General characteristics
- Displacement: 400 tons
- Length: 125 ft (38 m)
- Beam: not known
- Draught: 3 ft 6 in (1.07 m)
- Propulsion: steam engine; stern wheel-propelled;
- Speed: not known
- Complement: not known
- Armament: two 24-pounder howitzers
- Armour: ironclad

= USS Barataria (1862) =

Steamer captured by the Union Army during the American Civil War

The first USS Barataria was a steamer captured by the Union Army during the American Civil War. She was used by the Union Navy as a gunboat in support of the Union Navy blockade of Confederate waterways.

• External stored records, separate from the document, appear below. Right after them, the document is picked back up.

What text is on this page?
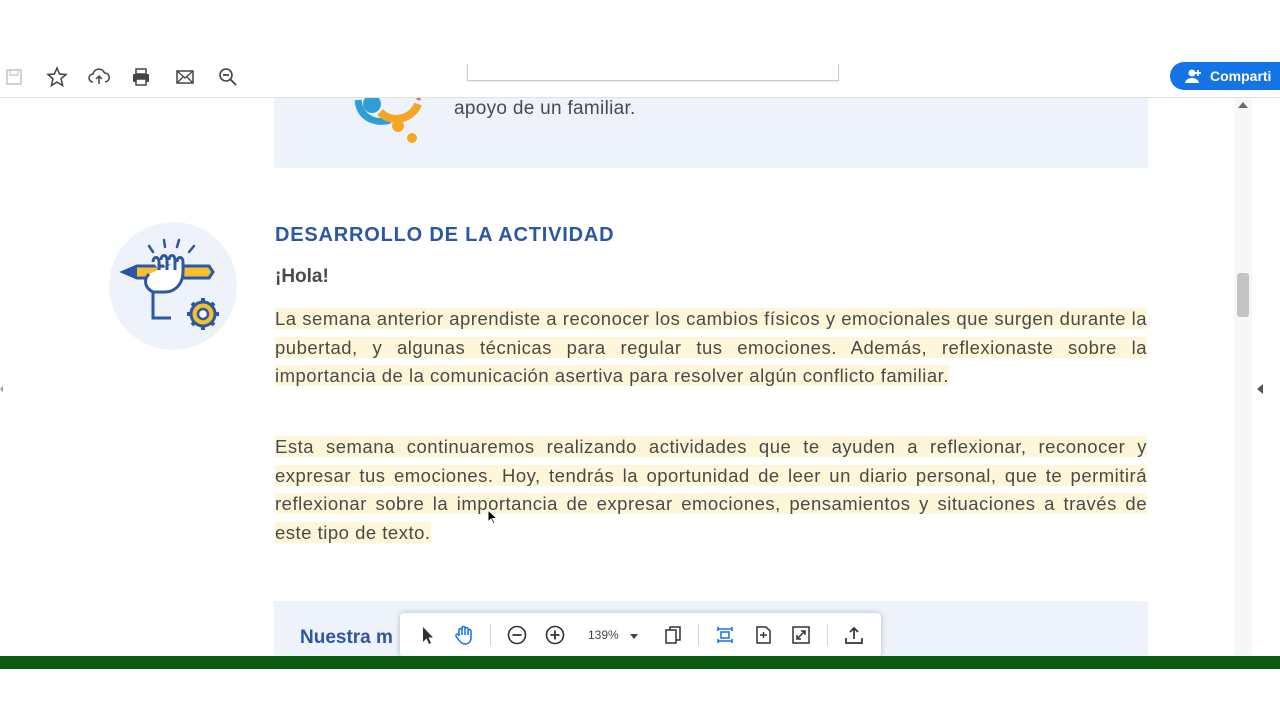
Comparti
apoyo de un familiar.
DESARROLLO DE LA ACTIVIDAD
¡Hola!

La semana anterior aprendiste a reconocer los cambios físicos y emocionales que surgen durante la pubertad, y algunas técnicas para regular tus emociones. Además, reflexionaste sobre la importancia de la comunicación asertiva para resolver algún conflicto familiar.

Esta semana continuaremos realizando actividades que te ayuden a reflexionar, reconocer y expresar tus emociones. Hoy, tendrás la oportunidad de leer un diario personal, que te permitirá reflexionar sobre la importancia de expresar emociones, pensamientos y situaciones a través de este tipo de texto.

Nuestra m	139%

== Barataria captured by the Union Army and placed into Union Navy service ==

Barataria, an ironclad gunboat, was seized by the Union Army at New Orleans, Louisiana, shortly after Flag Officer David Farragut's task force from the West Gulf Blockading Squadron captured that city on April 25, 1862. The Union Army used the steamer through the end of the year and transferred her to the Navy on January 1, 1863.

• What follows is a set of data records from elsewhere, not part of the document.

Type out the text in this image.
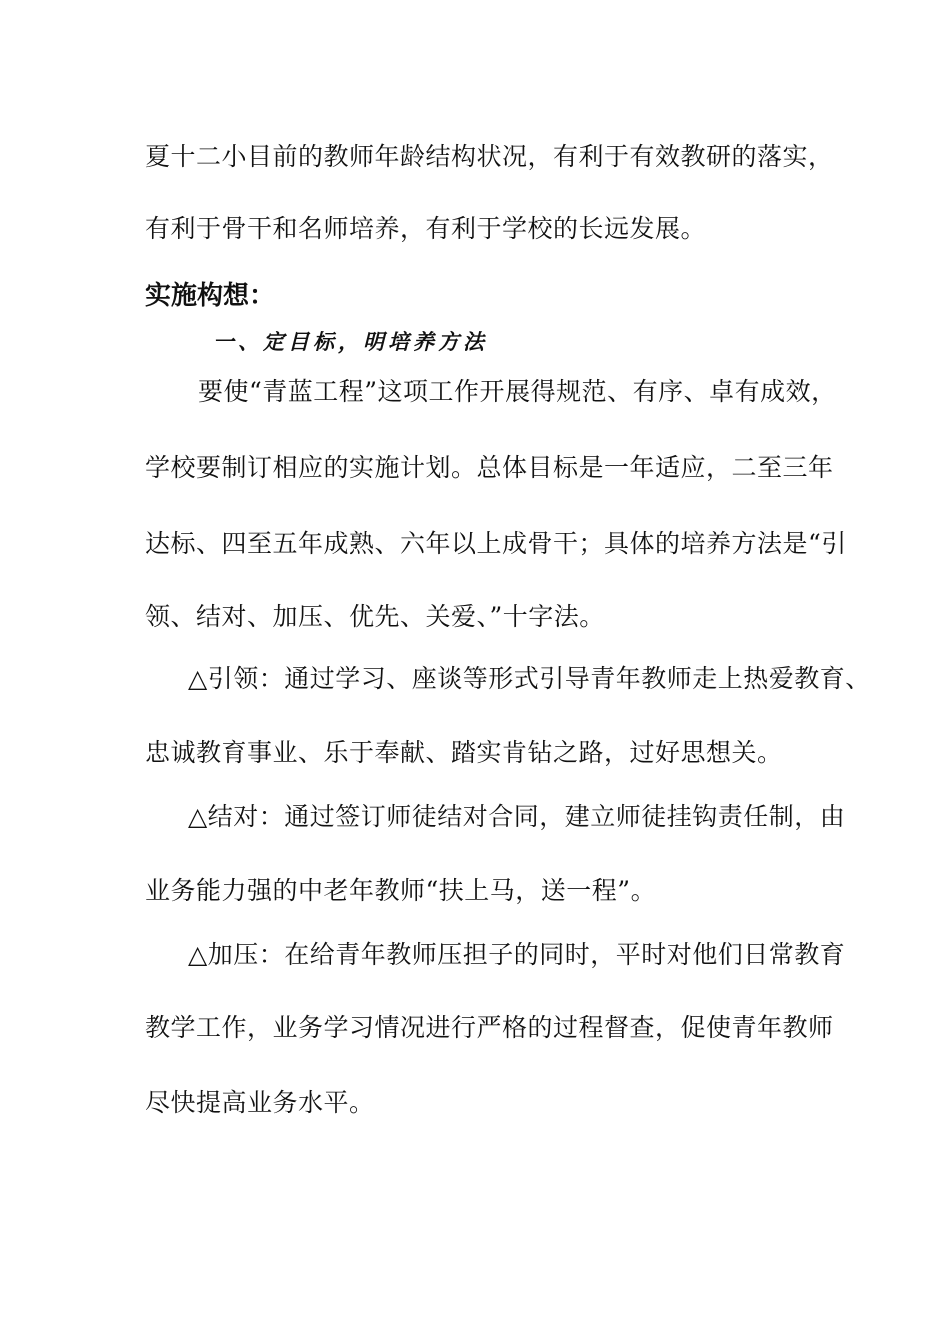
夏十二小目前的教师年龄结构状况，有利于有效教研的落实，
有利于骨干和名师培养，有利于学校的长远发展。
实施构想：
一、定目标，明培养方法
要使“青蓝工程”这项工作开展得规范、有序、卓有成效，
学校要制订相应的实施计划。总体目标是一年适应，二至三年
达标、四至五年成熟、六年以上成骨干；具体的培养方法是“引
领、结对、加压、优先、关爱、”十字法。
△引领：通过学习、座谈等形式引导青年教师走上热爱教育、
忠诚教育事业、乐于奉献、踏实肯钻之路，过好思想关。
△结对：通过签订师徒结对合同，建立师徒挂钩责任制，由
业务能力强的中老年教师“扶上马，送一程”。
△加压：在给青年教师压担子的同时，平时对他们日常教育
教学工作，业务学习情况进行严格的过程督查，促使青年教师
尽快提高业务水平。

== Modified for Louisiana coastal and inland operations ==

The steamer was outfitted at New Orleans and armed with two 24-pounder howitzers so that she might serve as a gunboat in the shallow inland waters of Louisiana—such as Lake Borgne, Lake Pontchartrain, and Lake Maurepas.

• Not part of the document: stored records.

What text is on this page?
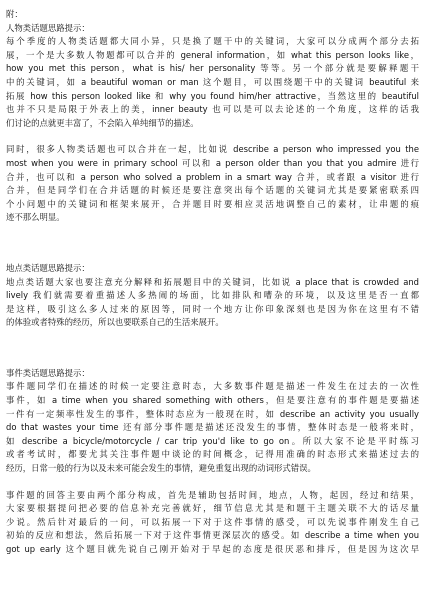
附：

人物类话题思路提示：

每个季度的人物类话题都大同小异，只是换了题干中的关键词，大家可以分成两个部分去拓

展，一个是大多数人物题都可以合并的 general information，如 what this person looks like，

how you met this person，what is his/ her personality 等等。另一个部分就是要解释题干

中的关键词，如 a beautiful woman or man 这个题目，可以围绕题干中的关键词 beautiful 来

拓展 how this person looked like 和 why you found him/her attractive，当然这里的 beautiful

也并不只是局限于外表上的美，inner beauty 也可以是可以去论述的一个角度，这样的话我

们讨论的点就更丰富了，不会陷入单纯细节的描述。

同时，很多人物类话题也可以合并在一起，比如说 describe a person who impressed you the

most when you were in primary school 可以和 a person older than you that you admire 进行

合并，也可以和 a person who solved a problem in a smart way 合并，或者跟 a visitor 进行

合并，但是同学们在合并话题的时候还是要注意突出每个话题的关键词尤其是要紧密联系四

个小问题中的关键词和框架来展开，合并题目时要相应灵活地调整自己的素材，让串题的痕

迹不那么明显。

地点类话题思路提示：

地点类话题大家也要注意充分解释和拓展题目中的关键词，比如说 a place that is crowded and

lively 我们就需要着重描述人多热闹的场面，比如排队和嘈杂的环境，以及这里是否一直都

是这样，吸引这么多人过来的原因等，同时一个地方让你印象深刻也是因为你在这里有不错

的体验或者特殊的经历，所以也要联系自己的生活来展开。

事件类话题思路提示：

事件题同学们在描述的时候一定要注意时态，大多数事件题是描述一件发生在过去的一次性

事件，如 a time when you shared something with others，但是要注意有的事件题是要描述

一件有一定频率性发生的事件，整体时态应为一般现在时，如 describe an activity you usually

do that wastes your time 还有部分事件题是描述还没发生的事情，整体时态是一般将来时，

如 describe a bicycle/motorcycle / car trip you'd like to go on。所以大家不论是平时练习

或者考试时，都要尤其关注事件题中谈论的时间概念，记得用准确的时态形式来描述过去的

经历，日常一般的行为以及未来可能会发生的事情，避免重复出现的动词形式错误。

事件题的回答主要由两个部分构成，首先是辅助包括时间，地点，人物，起因，经过和结果，

大家要根据提问把必要的信息补充完善就好，细节信息尤其是和题干主题关联不大的话尽量

少说。然后针对最后的一问，可以拓展一下对于这件事情的感受，可以先说事件刚发生自己

初始的反应和想法，然后拓展一下对于这件事情更深层次的感受。如 describe a time when you

got up early 这个题目就先说自己刚开始对于早起的态度是很厌恶和排斥，但是因为这次早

Although few records of her service have survived, it seems that Barataria was used primarily to support operations of Army troops commanded by Major General Godfrey Weitzel in Louisiana's coastal inland waters.

== Barataria strikes a snag in the river, is attacked by Confederates ==

While on such a mission, the gunboat commanded by Acting Ensign James F. Perkins struck a snag in Lake Maurepas at the mouth of the Amite River early on the morning of April 7, 1863. Throughout that day, her small crew assisted by Union soldiers of the 6th Michigan Volunteers fought off Confederate guerrilla attacks while also jettisoning equipment to lighten ship. However, even sacrificing her bow gun and emptying her boiler failed to refloat Barataria by sunset.

== Barataria is put to the torch to prevent capture while her crew escapes ==

Then, lest she fall into enemy hands, Perkins put the torch to the stranded stern wheeler; and her magazine exploded soon after all hands had escaped in small boats.